Plant of the Week- Needleandthread

Let’s continue on our journey of Plant ID with another cool-season, bunch grass.

This grass is a favorite among youngsters, especially if you have siblings.

Needleandthread seedheadYes, I’m talking about “Needleandthread”.  Those seeds with the long awns and sharp tip turn brown and harden as the summer progresses.

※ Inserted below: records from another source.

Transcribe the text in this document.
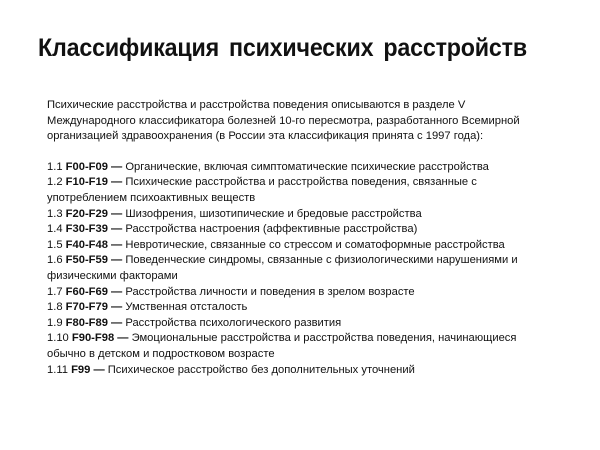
Классификация психических расстройств

Психические расстройства и расстройства поведения описываются в разделе V Международного классификатора болезней 10-го пересмотра, разработанного Всемирной организацией здравоохранения (в России эта классификация принята с 1997 года):

1.1 F00-F09 — Органические, включая симптоматические психические расстройства
1.2 F10-F19 — Психические расстройства и расстройства поведения, связанные с употреблением психоактивных веществ
1.3 F20-F29 — Шизофрения, шизотипические и бредовые расстройства
1.4 F30-F39 — Расстройства настроения (аффективные расстройства)
1.5 F40-F48 — Невротические, связанные со стрессом и соматоформные расстройства
1.6 F50-F59 — Поведенческие синдромы, связанные с физиологическими нарушениями и физическими факторами
1.7 F60-F69 — Расстройства личности и поведения в зрелом возрасте
1.8 F70-F79 — Умственная отсталость
1.9 F80-F89 — Расстройства психологического развития
1.10 F90-F98 — Эмоциональные расстройства и расстройства поведения, начинающиеся обычно в детском и подростковом возрасте
1.11 F99 — Психическое расстройство без дополнительных уточнений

Most ranch kids remember riding through the pasture, reaching off their saddle, grabbing and grabbing until you had a nice handful of needleandthread seeds, and then loping past your brother (or sister).  If you were good (and they weren’t paying attention), you could get a perfect bulleyes of hundreds of “needles” stuck in the back of their shirt.

Of course, your siblings will retaliate and get even with you.  They might even gang up on you.  Do you take blow after blow of needles?  This is why you ride the fastest horse…to run away.

For the more mature rancher, needleandthread is an excellent source of protein and energy early in the spring.  So how do you tell if you have needleandthread without the seedhead?

It grows in a bunch.

It heads out in the spring- usually May.

It has a ligule.  This is the best way to tell.

Needleandthread liguleSee that paper-like thing sticking up?  That is called a “ligule”.  When you pull down the leaf blade, the paper rabbit ears stick out.

Ligule = Needleandthread.  (Of course other plants have ligules, but not very many.)

So go forth, and commence impaling your siblings with nature’s darts!